Wer nach dem 7. Oktober noch glaubt, BDS sei harmloses Geschwurbel, dem ist nicht zu helfen. Aber es gibt auch Zeichen der Zuversicht: Zwei Intendanten, die die Initiative GG 5.3 unterschrieben hatten, die letztendlich der BDS-Ideologie in Deutschland weiter Vorschub leistet, haben ihre Unterschrift wieder zurückgezogen. Es ist diese Ehrlichkeit, die jetzt so bitter nötig ist.
Ich bin mir bewusst, dass Politik selten ein Geschäft des Schwarz oder Weiß ist, aber in diesen Tagen darf es in der Frage der Verteidigung Israels keine Zweifel geben.

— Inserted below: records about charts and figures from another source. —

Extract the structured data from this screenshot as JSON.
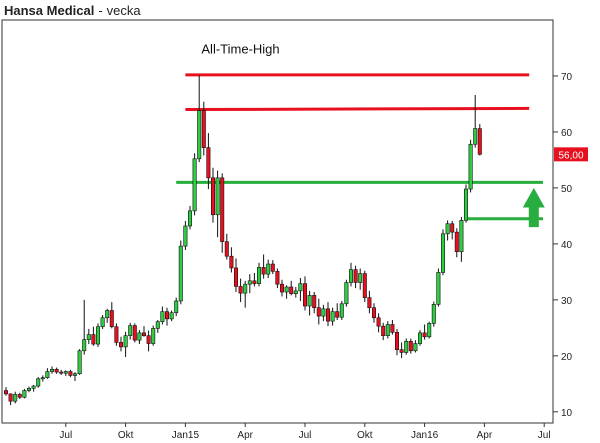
{
  "header": {
    "instrument": "Hansa Medical",
    "separator": "-",
    "interval": "vecka"
  },
  "chart_data": {
    "type": "candlestick",
    "title": "Hansa Medical",
    "interval": "vecka",
    "y_axis": {
      "position": "right",
      "ylim": [
        8,
        80
      ],
      "ticks": [
        10,
        20,
        30,
        40,
        50,
        60,
        70
      ]
    },
    "x_ticks": [
      "Jul",
      "Okt",
      "Jan15",
      "Apr",
      "Jul",
      "Okt",
      "Jan16",
      "Apr",
      "Jul"
    ],
    "x_tick_positions": [
      13,
      26,
      39,
      52,
      65,
      78,
      91,
      104,
      117
    ],
    "n_weeks": 120,
    "grid": false,
    "last_price": "56,00",
    "colors": {
      "up": "#2ecc40",
      "down": "#e8101e",
      "wick": "#111111",
      "resistance": "#e8101e",
      "support": "#27ae3f",
      "arrow": "#27ae3f",
      "price_tag": "#e8101e"
    },
    "annotations": [
      {
        "label": "All-Time-High",
        "type": "label",
        "x": 39,
        "y": 74
      }
    ],
    "lines": [
      {
        "name": "resistance-70",
        "color": "#e8101e",
        "y": [
          70.2,
          70.2
        ],
        "x": [
          39,
          112
        ]
      },
      {
        "name": "resistance-64",
        "color": "#e8101e",
        "y": [
          64,
          64.2
        ],
        "x": [
          39,
          112
        ]
      },
      {
        "name": "support-51",
        "color": "#27ae3f",
        "y": [
          51,
          51
        ],
        "x": [
          37,
          115
        ]
      },
      {
        "name": "support-44",
        "color": "#27ae3f",
        "y": [
          44.5,
          44.5
        ],
        "x": [
          100,
          115
        ]
      }
    ],
    "arrow": {
      "name": "up-arrow",
      "x": 113,
      "y_bottom": 43,
      "y_top": 50
    },
    "candles": [
      [
        0,
        13.8,
        14.4,
        12.9,
        13.2
      ],
      [
        1,
        13.2,
        13.3,
        11.2,
        11.9
      ],
      [
        2,
        11.9,
        13.6,
        11.5,
        13.1
      ],
      [
        3,
        13.1,
        13.4,
        12.3,
        12.6
      ],
      [
        4,
        12.6,
        14.1,
        12.4,
        13.8
      ],
      [
        5,
        13.8,
        14.5,
        13.5,
        14.2
      ],
      [
        6,
        14.2,
        14.8,
        13.6,
        14.6
      ],
      [
        7,
        14.6,
        16.2,
        14.3,
        15.9
      ],
      [
        8,
        15.9,
        16.5,
        15.4,
        16.1
      ],
      [
        9,
        16.1,
        17.8,
        15.9,
        17.2
      ],
      [
        10,
        17.2,
        18.1,
        16.8,
        17.6
      ],
      [
        11,
        17.6,
        17.9,
        16.8,
        17.1
      ],
      [
        12,
        17.1,
        17.5,
        16.6,
        16.9
      ],
      [
        13,
        16.9,
        17.4,
        16.4,
        17.2
      ],
      [
        14,
        17.2,
        17.5,
        16.2,
        16.5
      ],
      [
        15,
        16.5,
        17.1,
        15.5,
        16.8
      ],
      [
        16,
        16.8,
        21.2,
        16.6,
        20.9
      ],
      [
        17,
        20.9,
        30,
        20.2,
        22.9
      ],
      [
        18,
        22.9,
        24.8,
        22.1,
        23.8
      ],
      [
        19,
        23.8,
        25.2,
        21.8,
        22.1
      ],
      [
        20,
        22.1,
        25.8,
        21.6,
        25.2
      ],
      [
        21,
        25.2,
        27.3,
        24.8,
        26.8
      ],
      [
        22,
        26.8,
        28.4,
        25.9,
        28.1
      ],
      [
        23,
        28.1,
        29.6,
        24.9,
        25.2
      ],
      [
        24,
        25.2,
        25.8,
        21.8,
        22.4
      ],
      [
        25,
        22.4,
        23.4,
        20.8,
        21.6
      ],
      [
        26,
        21.6,
        24.3,
        19.8,
        23.6
      ],
      [
        27,
        23.6,
        25.9,
        22.9,
        25.4
      ],
      [
        28,
        25.4,
        25.8,
        22.4,
        22.8
      ],
      [
        29,
        22.8,
        24.6,
        22.1,
        24.1
      ],
      [
        30,
        24.1,
        25.3,
        23.4,
        23.6
      ],
      [
        31,
        23.6,
        24.5,
        20.8,
        22.2
      ],
      [
        32,
        22.2,
        25.4,
        21.8,
        24.9
      ],
      [
        33,
        24.9,
        26.4,
        24.1,
        26.1
      ],
      [
        34,
        26.1,
        28.8,
        25.6,
        27.9
      ],
      [
        35,
        27.9,
        28.6,
        25.4,
        26.6
      ],
      [
        36,
        26.6,
        28.1,
        26.2,
        27.7
      ],
      [
        37,
        27.7,
        30.4,
        27.1,
        29.8
      ],
      [
        38,
        29.8,
        40.6,
        29.2,
        39.6
      ],
      [
        39,
        39.6,
        44.1,
        38.9,
        43.2
      ],
      [
        40,
        43.2,
        46.8,
        42.6,
        45.9
      ],
      [
        41,
        45.9,
        56.2,
        45.1,
        55.2
      ],
      [
        42,
        55.2,
        70.1,
        54.6,
        63.8
      ],
      [
        43,
        63.8,
        65.4,
        55.8,
        57.2
      ],
      [
        44,
        57.2,
        59.8,
        49.8,
        51.8
      ],
      [
        45,
        51.8,
        53.6,
        43.8,
        45.2
      ],
      [
        46,
        45.2,
        53.1,
        41.2,
        51.8
      ],
      [
        47,
        51.8,
        52.6,
        38.4,
        40.4
      ],
      [
        48,
        40.4,
        41.8,
        37.2,
        37.8
      ],
      [
        49,
        37.8,
        39.4,
        34.9,
        35.7
      ],
      [
        50,
        35.7,
        37.4,
        31.4,
        32.4
      ],
      [
        51,
        32.4,
        33.8,
        29.6,
        31.2
      ],
      [
        52,
        31.2,
        33.4,
        28.6,
        32.8
      ],
      [
        53,
        32.8,
        34.6,
        31.2,
        33.4
      ],
      [
        54,
        33.4,
        34.8,
        32.4,
        32.9
      ],
      [
        55,
        32.9,
        36.6,
        32.4,
        35.8
      ],
      [
        56,
        35.8,
        38.1,
        33.8,
        34.6
      ],
      [
        57,
        34.6,
        37.2,
        33.9,
        36.4
      ],
      [
        58,
        36.4,
        37.1,
        34.6,
        35.1
      ],
      [
        59,
        35.1,
        35.6,
        32.1,
        32.8
      ],
      [
        60,
        32.8,
        33.6,
        30.6,
        31.4
      ],
      [
        61,
        31.4,
        32.6,
        30.2,
        32.3
      ],
      [
        62,
        32.3,
        33.4,
        30.8,
        31.1
      ],
      [
        63,
        31.1,
        32.3,
        30.4,
        31.6
      ],
      [
        64,
        31.6,
        33.9,
        29.8,
        32.9
      ],
      [
        65,
        32.9,
        34.2,
        28.1,
        28.9
      ],
      [
        66,
        28.9,
        31.6,
        27.2,
        30.8
      ],
      [
        67,
        30.8,
        31.4,
        27.6,
        28.6
      ],
      [
        68,
        28.6,
        30.2,
        25.6,
        27.1
      ],
      [
        69,
        27.1,
        29.1,
        26.2,
        28.4
      ],
      [
        70,
        28.4,
        29.6,
        25.3,
        26.2
      ],
      [
        71,
        26.2,
        28.6,
        25.4,
        27.9
      ],
      [
        72,
        27.9,
        29.4,
        26.4,
        26.9
      ],
      [
        73,
        26.9,
        29.8,
        26.4,
        29.3
      ],
      [
        74,
        29.3,
        33.6,
        28.8,
        33.1
      ],
      [
        75,
        33.1,
        36.6,
        32.4,
        35.4
      ],
      [
        76,
        35.4,
        36.1,
        32.1,
        33.1
      ],
      [
        77,
        33.1,
        35.6,
        31.8,
        34.7
      ],
      [
        78,
        34.7,
        35.2,
        29.6,
        30.4
      ],
      [
        79,
        30.4,
        31.6,
        27.6,
        28.6
      ],
      [
        80,
        28.6,
        29.4,
        25.9,
        26.8
      ],
      [
        81,
        26.8,
        27.6,
        24.2,
        25.3
      ],
      [
        82,
        25.3,
        25.9,
        22.8,
        23.6
      ],
      [
        83,
        23.6,
        26.2,
        23.1,
        25.6
      ],
      [
        84,
        25.6,
        26.4,
        23.8,
        24.2
      ],
      [
        85,
        24.2,
        24.8,
        20.1,
        21.1
      ],
      [
        86,
        21.1,
        22.4,
        19.6,
        20.6
      ],
      [
        87,
        20.6,
        23.1,
        20.2,
        22.6
      ],
      [
        88,
        22.6,
        23.1,
        20.4,
        20.9
      ],
      [
        89,
        20.9,
        22.8,
        20.6,
        22.2
      ],
      [
        90,
        22.2,
        24.6,
        21.8,
        24.1
      ],
      [
        91,
        24.1,
        25.6,
        22.9,
        23.4
      ],
      [
        92,
        23.4,
        26.1,
        23.1,
        25.8
      ],
      [
        93,
        25.8,
        29.7,
        25.2,
        29.2
      ],
      [
        94,
        29.2,
        35.6,
        28.8,
        34.9
      ],
      [
        95,
        34.9,
        42.6,
        34.4,
        41.8
      ],
      [
        96,
        41.8,
        44.2,
        40.6,
        43.6
      ],
      [
        97,
        43.6,
        44.1,
        40.8,
        42.1
      ],
      [
        98,
        42.1,
        42.8,
        37.6,
        38.6
      ],
      [
        99,
        38.6,
        44.8,
        36.8,
        44.2
      ],
      [
        100,
        44.2,
        50.6,
        43.8,
        49.8
      ],
      [
        101,
        49.8,
        58.6,
        49.2,
        57.8
      ],
      [
        102,
        57.8,
        66.6,
        57.2,
        60.6
      ],
      [
        103,
        60.6,
        61.4,
        55.8,
        56.0
      ]
    ]
  }
}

Es ist nun keine Zeit für Zurück- oder Enthaltung, meine Damen und Herren.
BEDROHUNG Von uns Juden können Sie das ohnehin nicht erwarten. Wenn Israel angegriffen wird, dann steht die jüdische Gemeinschaft in Deutschland an seiner Seite. Unsere Herzen sind bei den Menschen in Israel, das ist einfach so. In diesen Tagen sind unsere Gedanken außerdem ganz besonders bei den noch mehr als 200 Geiseln der Hamas und ihren Angehörigen! Und wir fordern diese Solidarität auch ein.
Das gehört zum Selbstbewusstsein der Juden in Deutschland. Wir stehen fest zusammen, gerade in Zeiten der Bedrohung. Wir lassen uns nicht einschüchtern, auch das ist eine der Lehren historischer Pogromerfahrungen wie der des 9. November 1938. Jüdinnen und Juden in Deutschland sind stark und selbstbewusst. Ich habe in den vergangenen Wochen viele Gespräche geführt mit Mitgliedern der Gemeinden. Ja, ich war erschüttert über die große Angst, die mir geschildert wurde, aber gleichzeitig auch beeindruckt angesichts des Mutes und der Widerstandskraft.

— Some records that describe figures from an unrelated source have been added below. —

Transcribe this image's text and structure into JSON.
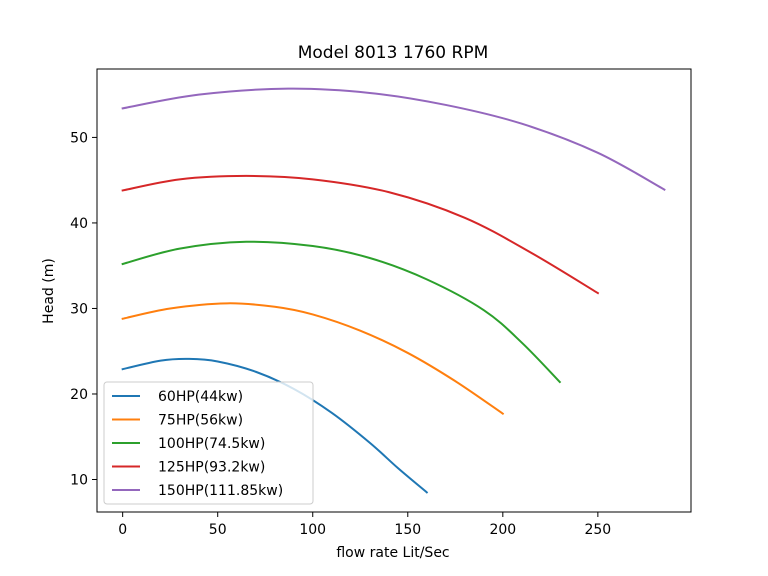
{
  "chart_data": {
    "type": "line",
    "title": "Model 8013 1760 RPM",
    "xlabel": "flow rate Lit/Sec",
    "ylabel": "Head (m)",
    "xlim": [
      -13.5,
      299
    ],
    "ylim": [
      6.2,
      58.0
    ],
    "xticks": [
      0,
      50,
      100,
      150,
      200,
      250
    ],
    "yticks": [
      10,
      20,
      30,
      40,
      50
    ],
    "grid": false,
    "legend_position": "lower-left",
    "series": [
      {
        "name": "60HP(44kw)",
        "color": "#1f77b4",
        "x": [
          0,
          20,
          35,
          50,
          70,
          90,
          110,
          130,
          145,
          160
        ],
        "y": [
          22.9,
          23.9,
          24.1,
          23.8,
          22.6,
          20.6,
          17.8,
          14.3,
          11.3,
          8.5
        ]
      },
      {
        "name": "75HP(56kw)",
        "color": "#ff7f0e",
        "x": [
          0,
          25,
          55,
          80,
          100,
          125,
          150,
          175,
          200
        ],
        "y": [
          28.8,
          30.0,
          30.6,
          30.2,
          29.3,
          27.4,
          24.8,
          21.5,
          17.7
        ]
      },
      {
        "name": "100HP(74.5kw)",
        "color": "#2ca02c",
        "x": [
          0,
          30,
          65,
          100,
          130,
          160,
          190,
          210,
          230
        ],
        "y": [
          35.2,
          37.0,
          37.8,
          37.3,
          35.9,
          33.4,
          29.8,
          26.0,
          21.4
        ]
      },
      {
        "name": "125HP(93.2kw)",
        "color": "#d62728",
        "x": [
          0,
          30,
          65,
          100,
          140,
          180,
          215,
          250
        ],
        "y": [
          43.8,
          45.1,
          45.5,
          45.1,
          43.6,
          40.6,
          36.5,
          31.8
        ]
      },
      {
        "name": "150HP(111.85kw)",
        "color": "#9467bd",
        "x": [
          0,
          40,
          87,
          130,
          170,
          210,
          250,
          285
        ],
        "y": [
          53.4,
          55.0,
          55.7,
          55.2,
          53.8,
          51.6,
          48.2,
          43.9
        ]
      }
    ]
  }
}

Gerade das, was die jungen Gemeindemitglieder, die jüdische Studierendenunion und andere in den vergangenen Wochen sichtbar für den Zusammenhalt innerhalb der jüdischen Gemeinschaft geleistet haben, ringt mir großen Respekt ab. Es lässt mich auch in dieser schweren Zeit versöhnlich in die Zukunft blicken.

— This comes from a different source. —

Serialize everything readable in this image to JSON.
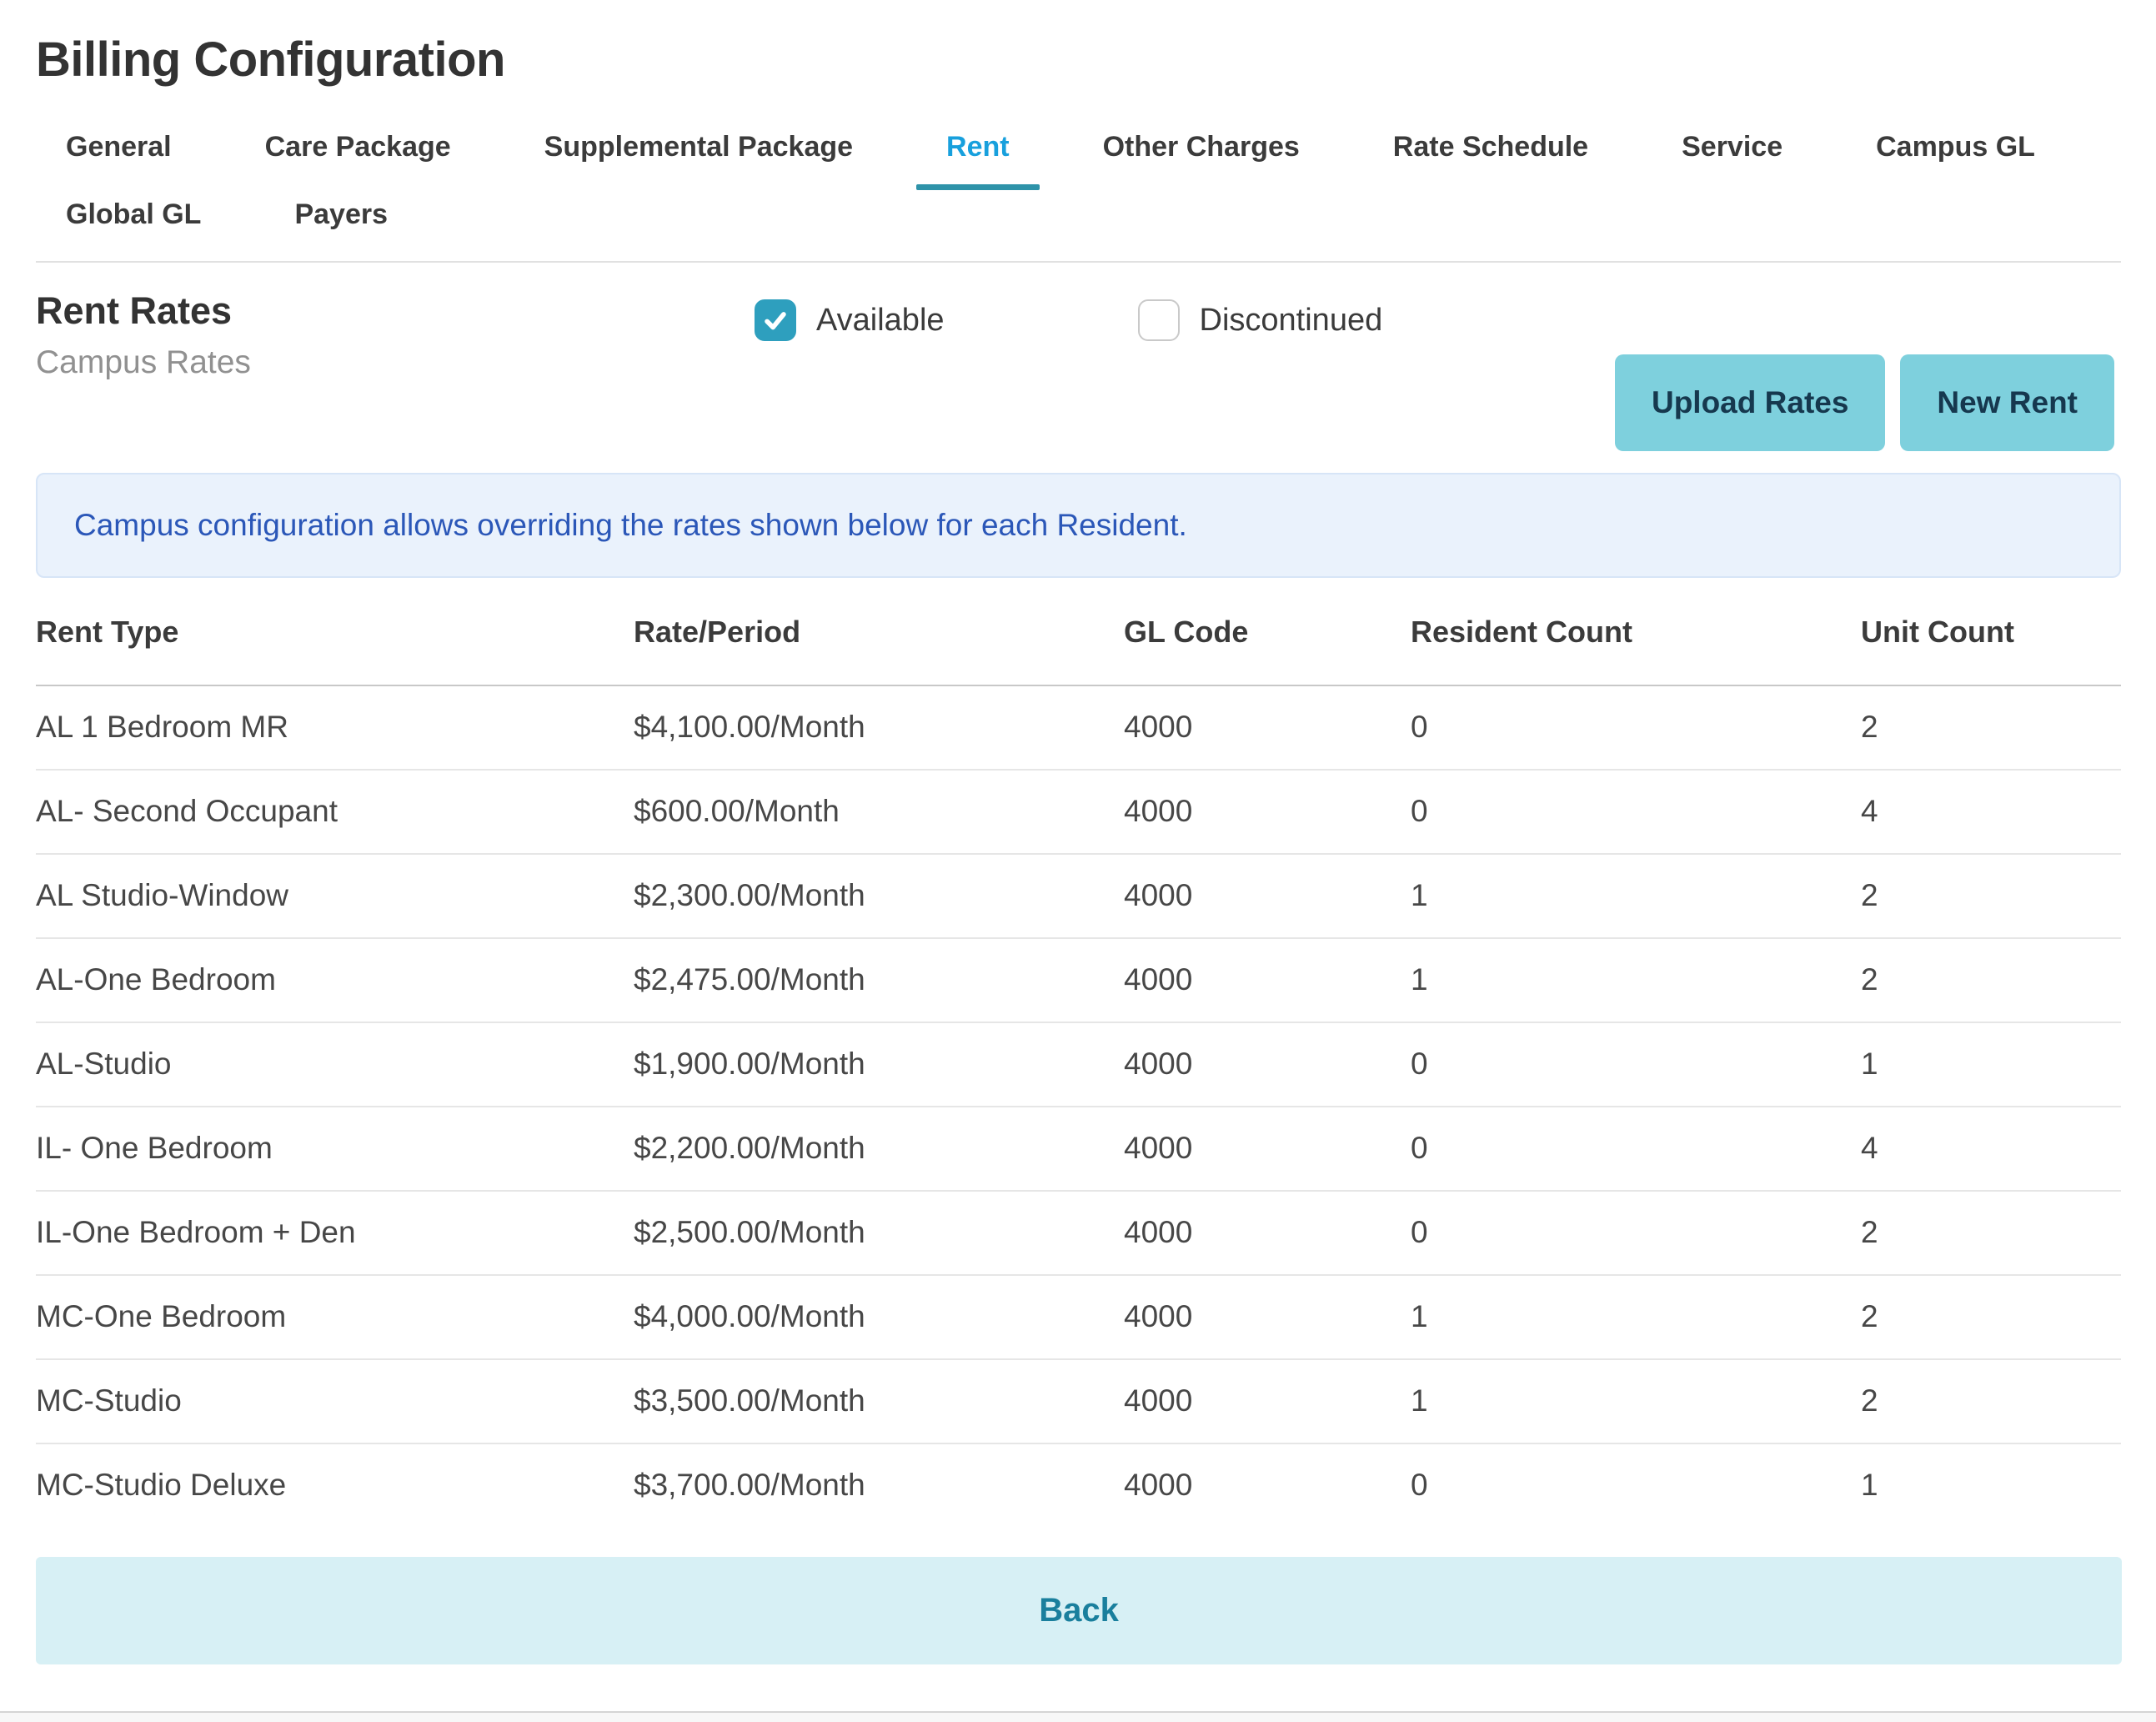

Meine Damen und Herren, Schutz ist gut und, gerade jetzt, wichtig. Aber wir wollen keine Schutzschilde. Wir wollen frei leben in Deutschland, in unserem Land; frei leben in dieser offenen Gesellschaft. Und wenn es dieser Tage so weit weg wie lange nicht mehr erscheint, ist die Formulierung des Wunsches vielleicht umso wichtiger: Wir wollen frei leben und dabei nicht auf Schutz angewiesen sein. Diesen Wunsch habe ich, und den werde ich mir nicht nehmen lassen.
Der Autor ist Präsident des Zentralrats der Juden in Deutschland.